Greetings from Levi, Lapland! Sonia Petrone beautifully started the ABC workshop with a (the!) plenary Sunday night talk on quasi-Bayes in the spirit of both Fortini & Petrone (2020) and the more recent Fong, Holmes, and Walker (2023). The talk got me puzzled by wondering the nature of convergence, in that it happens no matter what the underlying distribution (or lack thereof) of the data is, in that, even without any exchangeability structure, the predictive is converging. The quasi stems from a connection with the historical Smith and Markov (1978) sequential update approximation for the posterior attached with mixtures of distributions. Which itself relates to both Dirichlet posterior updates and Bayesian bootstrap à la Newton & Raftery. Appropriate link when the convergence seems to stem from the sequence of predictives instead of the underlying distribution, if any, pulling Bayes by its own bootstrap…! Chris Holmes also talked the next day about this approach, esp. about a Bayesian approach to causality that does not require counterfactuals, in connection with a recent arXival of his (on my reading list).
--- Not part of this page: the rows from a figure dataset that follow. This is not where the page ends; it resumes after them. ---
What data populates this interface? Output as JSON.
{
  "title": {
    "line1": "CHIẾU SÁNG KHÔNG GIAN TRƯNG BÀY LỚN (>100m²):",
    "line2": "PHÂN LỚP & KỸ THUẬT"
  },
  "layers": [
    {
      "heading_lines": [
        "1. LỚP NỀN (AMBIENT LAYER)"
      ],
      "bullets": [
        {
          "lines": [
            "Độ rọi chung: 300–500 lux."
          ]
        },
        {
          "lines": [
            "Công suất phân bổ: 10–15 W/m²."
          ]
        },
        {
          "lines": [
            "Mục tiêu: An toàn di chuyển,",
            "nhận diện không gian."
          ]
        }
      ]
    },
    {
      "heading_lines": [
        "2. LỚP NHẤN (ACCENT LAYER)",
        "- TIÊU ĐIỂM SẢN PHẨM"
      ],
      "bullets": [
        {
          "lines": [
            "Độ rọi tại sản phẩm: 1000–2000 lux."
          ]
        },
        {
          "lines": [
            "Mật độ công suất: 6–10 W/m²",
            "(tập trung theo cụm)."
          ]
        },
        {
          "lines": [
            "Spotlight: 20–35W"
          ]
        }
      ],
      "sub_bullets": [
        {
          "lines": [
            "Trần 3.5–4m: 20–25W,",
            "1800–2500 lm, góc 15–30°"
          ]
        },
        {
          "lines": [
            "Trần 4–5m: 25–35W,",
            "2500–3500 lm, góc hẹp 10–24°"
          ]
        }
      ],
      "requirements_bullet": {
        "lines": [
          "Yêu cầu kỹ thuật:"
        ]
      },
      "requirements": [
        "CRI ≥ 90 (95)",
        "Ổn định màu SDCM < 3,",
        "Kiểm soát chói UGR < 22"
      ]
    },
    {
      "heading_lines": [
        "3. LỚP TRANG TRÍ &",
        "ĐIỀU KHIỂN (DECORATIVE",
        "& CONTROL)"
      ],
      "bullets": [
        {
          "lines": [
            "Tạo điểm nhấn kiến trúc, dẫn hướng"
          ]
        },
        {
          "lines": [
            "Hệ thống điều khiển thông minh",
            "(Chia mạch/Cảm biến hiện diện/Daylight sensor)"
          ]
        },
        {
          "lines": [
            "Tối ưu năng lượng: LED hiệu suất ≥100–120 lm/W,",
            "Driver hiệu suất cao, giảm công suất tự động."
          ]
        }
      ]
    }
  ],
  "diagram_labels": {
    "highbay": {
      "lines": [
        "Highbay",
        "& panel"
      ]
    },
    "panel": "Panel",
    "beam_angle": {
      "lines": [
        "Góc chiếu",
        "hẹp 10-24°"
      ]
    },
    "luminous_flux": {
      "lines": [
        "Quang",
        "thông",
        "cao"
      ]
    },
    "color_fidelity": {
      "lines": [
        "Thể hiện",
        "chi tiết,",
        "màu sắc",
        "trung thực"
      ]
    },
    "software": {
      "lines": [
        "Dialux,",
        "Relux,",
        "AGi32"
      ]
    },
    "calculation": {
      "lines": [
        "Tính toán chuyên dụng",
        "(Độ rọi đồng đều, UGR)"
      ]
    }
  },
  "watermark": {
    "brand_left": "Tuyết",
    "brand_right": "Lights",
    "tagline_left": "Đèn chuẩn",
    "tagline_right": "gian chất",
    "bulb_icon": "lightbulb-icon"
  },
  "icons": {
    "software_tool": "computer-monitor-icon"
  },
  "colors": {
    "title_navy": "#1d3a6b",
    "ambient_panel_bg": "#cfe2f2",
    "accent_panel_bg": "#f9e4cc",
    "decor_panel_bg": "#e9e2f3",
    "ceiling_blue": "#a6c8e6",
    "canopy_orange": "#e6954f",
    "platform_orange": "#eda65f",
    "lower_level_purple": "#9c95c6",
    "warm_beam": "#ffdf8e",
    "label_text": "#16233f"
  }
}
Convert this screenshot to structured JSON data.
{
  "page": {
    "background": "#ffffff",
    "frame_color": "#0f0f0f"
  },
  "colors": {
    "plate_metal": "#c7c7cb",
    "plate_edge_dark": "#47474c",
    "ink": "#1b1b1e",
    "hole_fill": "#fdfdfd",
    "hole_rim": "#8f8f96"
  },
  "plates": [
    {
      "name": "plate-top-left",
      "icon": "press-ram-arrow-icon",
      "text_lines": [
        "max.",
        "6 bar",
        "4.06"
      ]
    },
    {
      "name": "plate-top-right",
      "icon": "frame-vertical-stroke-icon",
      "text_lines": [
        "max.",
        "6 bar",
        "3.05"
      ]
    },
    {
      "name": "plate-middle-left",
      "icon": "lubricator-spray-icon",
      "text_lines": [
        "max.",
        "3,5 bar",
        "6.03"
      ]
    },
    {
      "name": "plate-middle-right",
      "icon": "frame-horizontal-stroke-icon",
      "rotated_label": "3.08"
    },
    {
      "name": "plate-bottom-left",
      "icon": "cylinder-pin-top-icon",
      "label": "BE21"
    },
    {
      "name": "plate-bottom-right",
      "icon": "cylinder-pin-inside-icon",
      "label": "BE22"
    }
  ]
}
Carlo Alberto presented both his 2014 SABC (simulated annealing) algorithm with a neat idea of reducing waste in the tempering schedule and a recent summary selection approach based on an auto-encoder function of both y and noise to reduce to sufficient statistic. A similar idea was found in Yannik Schälte’s talk (slide above). Who was returning to Richard Wiilkinson’s exact ABC¹³ with adaptive sequential generator, also linking to simulated annealing and ABC-SMC¹² to the rescue. Notion of amortized inference. Seemingly approximating data y with NN and then learn parameter by a normalising flow.

David Frazier talked on Q-posterior²³ approach, based on Fisher’s identity, for approximating score function, which first seemed to require some exponential family structure on a completed model (but does not, after discussing with David!), Jack Jewson on beta divergence priors²³ for uncertainty on likelihoods, better than KLD divergence on e-contamination situations, any impact on ABC? Masahiro Fujisawa back to outliers impact on ABC, again with e-contaminations (with me wondering at the impact of outliers on NN estimation).

In the afternoon session (due to two last minute cancellations, we skipped (or [MCMC] skied) one afternoon session, which coincided with a bright and crispy day, how convenient! ), Massi Tamborino (U of Warwick) FitzHugh-Nagumo process, with impossibilities to solve the inference problem differently, for instance Euler-Maruyama does not always work, numerical schemes are inducing a bias. Back to ABC with the hunt for a summary that get rid of the noise, as in Carlo Alberto’s work. Yuexi Wang talked about her works on adversarial ABC inspired from GANs. Another instance where noise is used as input. True data not used in training? Imke Botha discussed an improvement to ensemble Kalman inversion which, while biased, gains over both regular SMC timewise and ensemble Kalman inversion in precision, and Chaya Weerasinghe focussed on Bayesian forecasting in state space models under model misspecification, via approximate Bayesian computation, using an auxiliary model to produce summary statistics as in indirect inference.